I’m not sure about the rest of you, but in High School, one of my AP literature courses required that we learn a portion of the prologue in Middle English. Now rather than delight you all with a ridiculous video of me reciting it (I can still do the first 10-15 lines or so from memory), you’ll just have to use your imagination.
I’m glad I revisited this as part of my Back to the Classics, Classics Club and Mount TBR challenges. The only part I actually recall reading in class was the prologue. I remember discussing a few of the tales, but we never actually had to read them which I think is strange. Before I start to sound too impressive I did read a translated version (with the Middle English on the facing page – see photo below) and this was not the complete collection. This version of the book only contained eight of the 24 completed tales in addition to the general prologue. Just from a brief glance here, they appear to be the longer/most completed of the Tales. If Chaucer completed the collection it would contain 120 tales two for each person, one to Canterbury and one on the return so I only really read a third of the completed tales and 20% of what would have been the complete collection.
Now I should probably feel guilty about reading the translation, but I don’t. I know my limits and I knew that it would drive me crazy to read the entire thing in Middle English. However, I did find myself often times switching back and forth between Middle and Modern English as the Modern did not have the cadence, rhyme scheme or wit than the Middle English did. On the whole I’m sure the translators did a great job, but so much, I feel, was lost in completely destroying those three aspects. The only other interesting fact of the physical book was that rather than having a numbered end note or footnote system, they were organized alphabetically based on the word which was closest to the asterisks I honestly didn’t think I would appreciate that, but as I read it was surprisingly easier than having to hunt for a number or chapter and then finding the footnote.
What I found most fascinating about reading this were how shocking some of the stories felt! I often times forget that the world wasn’t always as prudish as I think it has been. I guess it ebbs and flows based on the religiosity at the time. Or perhaps, being an American descendant of Puritans (or at least their thoughts and philosophy’s) these types of things just shock me a bit more than others. Within the eight tales there were stories of adultery, cuckoldry, prostitution, pre-marital sex and there was even a hint of a cross dresser in the prologue! I mean going in I assumed this would a chaste novel, I mean the number of religious pilgrims is pretty high and yet they were some of the worst in their comments and sexism (to be expected).
The tales ranged in difference from classical love stories to open bawdiness and of all the stories, the Wife of Bath’s tale stood out.
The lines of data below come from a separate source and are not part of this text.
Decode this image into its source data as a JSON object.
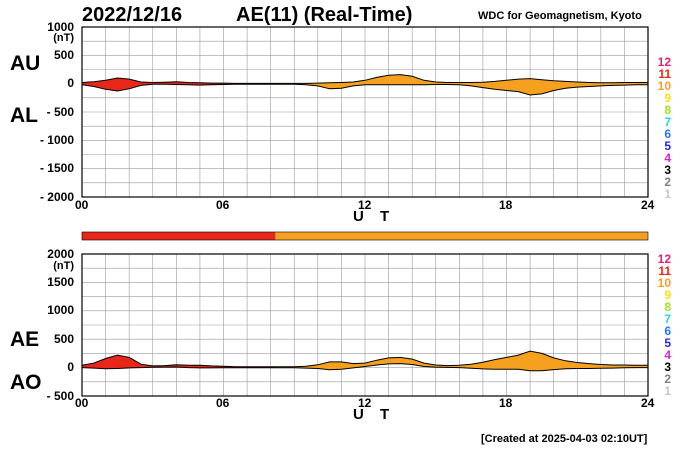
{
  "header": {
    "date": "2022/12/16",
    "title": "AE(11) (Real-Time)",
    "credit": "WDC for Geomagnetism, Kyoto"
  },
  "footer": {
    "created": "[Created at 2025-04-03 02:10UT]"
  },
  "colors": {
    "red": "#e8261a",
    "orange": "#f5a01f",
    "grid": "#9a9a9a",
    "outline": "#000000"
  },
  "chart_data": [
    {
      "type": "area",
      "id": "au-al",
      "series_labels": [
        "AU",
        "AL"
      ],
      "xlabel": "U T",
      "ylabel": "",
      "unit": "(nT)",
      "xlim": [
        0,
        24
      ],
      "ylim": [
        -2000,
        1000
      ],
      "xticks": [
        "00",
        "06",
        "12",
        "18",
        "24"
      ],
      "yticks": [
        "1000",
        "500",
        "0",
        "- 500",
        "- 1000",
        "- 1500",
        "- 2000"
      ],
      "x_hours": [
        0,
        0.5,
        1,
        1.5,
        2,
        2.5,
        3,
        3.5,
        4,
        4.5,
        5,
        5.5,
        6,
        6.5,
        7,
        7.5,
        8,
        8.5,
        9,
        9.5,
        10,
        10.5,
        11,
        11.5,
        12,
        12.5,
        13,
        13.5,
        14,
        14.5,
        15,
        15.5,
        16,
        16.5,
        17,
        17.5,
        18,
        18.5,
        19,
        19.5,
        20,
        20.5,
        21,
        21.5,
        22,
        22.5,
        23,
        23.5,
        24
      ],
      "series": [
        {
          "name": "AU",
          "values": [
            20,
            35,
            60,
            100,
            80,
            30,
            20,
            25,
            35,
            20,
            15,
            10,
            10,
            5,
            5,
            5,
            5,
            5,
            5,
            5,
            10,
            15,
            20,
            30,
            60,
            110,
            150,
            160,
            130,
            60,
            30,
            20,
            20,
            20,
            25,
            40,
            60,
            80,
            90,
            70,
            50,
            40,
            30,
            20,
            15,
            15,
            20,
            20,
            20
          ]
        },
        {
          "name": "AL",
          "values": [
            -20,
            -50,
            -100,
            -130,
            -90,
            -30,
            -10,
            -10,
            -15,
            -20,
            -25,
            -20,
            -15,
            -10,
            -10,
            -10,
            -10,
            -10,
            -10,
            -20,
            -40,
            -90,
            -80,
            -40,
            -20,
            -20,
            -20,
            -20,
            -20,
            -20,
            -15,
            -15,
            -20,
            -40,
            -70,
            -100,
            -120,
            -140,
            -200,
            -180,
            -120,
            -80,
            -60,
            -50,
            -40,
            -30,
            -25,
            -20,
            -20
          ]
        }
      ]
    },
    {
      "type": "area",
      "id": "ae-ao",
      "series_labels": [
        "AE",
        "AO"
      ],
      "xlabel": "U T",
      "ylabel": "",
      "unit": "(nT)",
      "xlim": [
        0,
        24
      ],
      "ylim": [
        -500,
        2000
      ],
      "xticks": [
        "00",
        "06",
        "12",
        "18",
        "24"
      ],
      "yticks": [
        "2000",
        "1500",
        "1000",
        "500",
        "0",
        "- 500"
      ],
      "x_hours": [
        0,
        0.5,
        1,
        1.5,
        2,
        2.5,
        3,
        3.5,
        4,
        4.5,
        5,
        5.5,
        6,
        6.5,
        7,
        7.5,
        8,
        8.5,
        9,
        9.5,
        10,
        10.5,
        11,
        11.5,
        12,
        12.5,
        13,
        13.5,
        14,
        14.5,
        15,
        15.5,
        16,
        16.5,
        17,
        17.5,
        18,
        18.5,
        19,
        19.5,
        20,
        20.5,
        21,
        21.5,
        22,
        22.5,
        23,
        23.5,
        24
      ],
      "series": [
        {
          "name": "AE",
          "values": [
            40,
            80,
            160,
            220,
            180,
            60,
            30,
            35,
            50,
            40,
            40,
            30,
            25,
            15,
            15,
            15,
            15,
            15,
            15,
            25,
            50,
            100,
            100,
            70,
            80,
            130,
            170,
            180,
            150,
            80,
            45,
            35,
            40,
            60,
            95,
            140,
            180,
            220,
            290,
            250,
            170,
            120,
            90,
            70,
            55,
            45,
            45,
            40,
            40
          ]
        },
        {
          "name": "AO",
          "values": [
            0,
            -8,
            -20,
            -15,
            -5,
            0,
            5,
            8,
            10,
            0,
            -5,
            -5,
            -3,
            -3,
            -3,
            -3,
            -3,
            -3,
            -3,
            -8,
            -15,
            -38,
            -30,
            -5,
            20,
            45,
            65,
            70,
            55,
            20,
            8,
            3,
            0,
            -10,
            -23,
            -30,
            -30,
            -30,
            -55,
            -55,
            -35,
            -20,
            -15,
            -15,
            -12,
            -8,
            -3,
            0,
            0
          ]
        }
      ]
    }
  ],
  "bar": {
    "segments": [
      {
        "from_hour": 0,
        "to_hour": 8.2,
        "color": "#e8261a"
      },
      {
        "from_hour": 8.2,
        "to_hour": 24,
        "color": "#f5a01f"
      }
    ]
  },
  "legend_levels": [
    {
      "label": "12",
      "color": "#e61e78"
    },
    {
      "label": "11",
      "color": "#e8261a"
    },
    {
      "label": "10",
      "color": "#f5a01f"
    },
    {
      "label": "9",
      "color": "#f2e21e"
    },
    {
      "label": "8",
      "color": "#a6dc2a"
    },
    {
      "label": "7",
      "color": "#2ad6d6"
    },
    {
      "label": "6",
      "color": "#2a78e6"
    },
    {
      "label": "5",
      "color": "#2a2acc"
    },
    {
      "label": "4",
      "color": "#cc2acc"
    },
    {
      "label": "3",
      "color": "#000000"
    },
    {
      "label": "2",
      "color": "#808080"
    },
    {
      "label": "1",
      "color": "#c8c8c8"
    }
  ]
}
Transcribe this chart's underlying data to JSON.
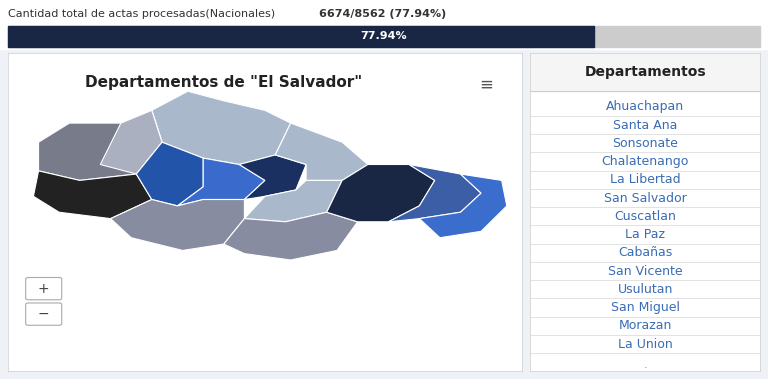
{
  "progress_value": 0.7794,
  "progress_label": "77.94%",
  "progress_bar_color": "#1a2744",
  "progress_bg_color": "#cccccc",
  "map_title": "Departamentos de \"El Salvador\"",
  "table_title": "Departamentos",
  "departments": [
    "Ahuachapan",
    "Santa Ana",
    "Sonsonate",
    "Chalatenango",
    "La Libertad",
    "San Salvador",
    "Cuscatlan",
    "La Paz",
    "Cabañas",
    "San Vicente",
    "Usulutan",
    "San Miguel",
    "Morazan",
    "La Union"
  ],
  "bg_color": "#eef2f7",
  "border_color": "#cccccc",
  "link_color": "#3a6cb5",
  "text_color": "#333333",
  "font_size_title": 11,
  "font_size_dept": 9,
  "header_bg": "#f5f5f5"
}
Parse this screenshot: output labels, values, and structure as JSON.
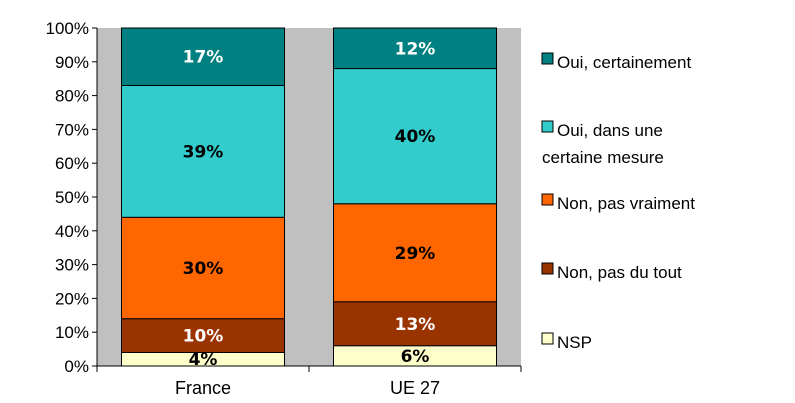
{
  "chart_data": {
    "type": "bar",
    "stacked": true,
    "categories": [
      "France",
      "UE 27"
    ],
    "series": [
      {
        "name": "NSP",
        "values": [
          4,
          6
        ],
        "color": "#FFFFCC",
        "label_color": "#000000"
      },
      {
        "name": "Non, pas du tout",
        "values": [
          10,
          13
        ],
        "color": "#993300",
        "label_color": "#FFFFFF"
      },
      {
        "name": "Non, pas vraiment",
        "values": [
          30,
          29
        ],
        "color": "#FF6600",
        "label_color": "#000000"
      },
      {
        "name": "Oui, dans une certaine mesure",
        "values": [
          39,
          40
        ],
        "color": "#33CCCC",
        "label_color": "#000000"
      },
      {
        "name": "Oui, certainement",
        "values": [
          17,
          12
        ],
        "color": "#008080",
        "label_color": "#FFFFFF"
      }
    ],
    "y_ticks": [
      "0%",
      "10%",
      "20%",
      "30%",
      "40%",
      "50%",
      "60%",
      "70%",
      "80%",
      "90%",
      "100%"
    ],
    "ylim": [
      0,
      100
    ],
    "plot_background": "#C0C0C0",
    "legend_position": "right",
    "legend": [
      {
        "series": 4,
        "lines": [
          "Oui, certainement"
        ]
      },
      {
        "series": 3,
        "lines": [
          "Oui, dans une",
          "certaine mesure"
        ]
      },
      {
        "series": 2,
        "lines": [
          "Non, pas vraiment"
        ]
      },
      {
        "series": 1,
        "lines": [
          "Non, pas du tout"
        ]
      },
      {
        "series": 0,
        "lines": [
          "NSP"
        ]
      }
    ]
  }
}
It stood out because the prologue was by far the longest of any and was easily two-to-three times longer than the tale itself. But what made it truly stand out was the frankness with which the narrator spoke about sex and her husbands and the fact that she was clearly a female empowerment figure and this was the 1400s! Her’s was a moral tale about how husbands should listen to their wives and if they don’t bad things will happen. I’m sure there are negative responses to her, like the fact that she used his physicality against him, but this was over 400 years ago and she was a strong female figure that had ideas of her own and shared them in a dominating way.
If there’s one thing I didn’t like it was that I didn’t have all of the completed tales. I mean how hard would it have been for Bantam to include the other tales especially with many of them being fragmentary one liners?
Recommendation: Definitely worth a read! Not only do you get a history lesson from the 1400s perspective, you also read about things you wouldn’t think you’d be reading about from a set of stories told over 600 years ago.
Opening Line: “Here bygynneth the Book of the tales of Caunterbury.”
Closing Line: Unwritten. No seriously, Chaucer never wrote the end.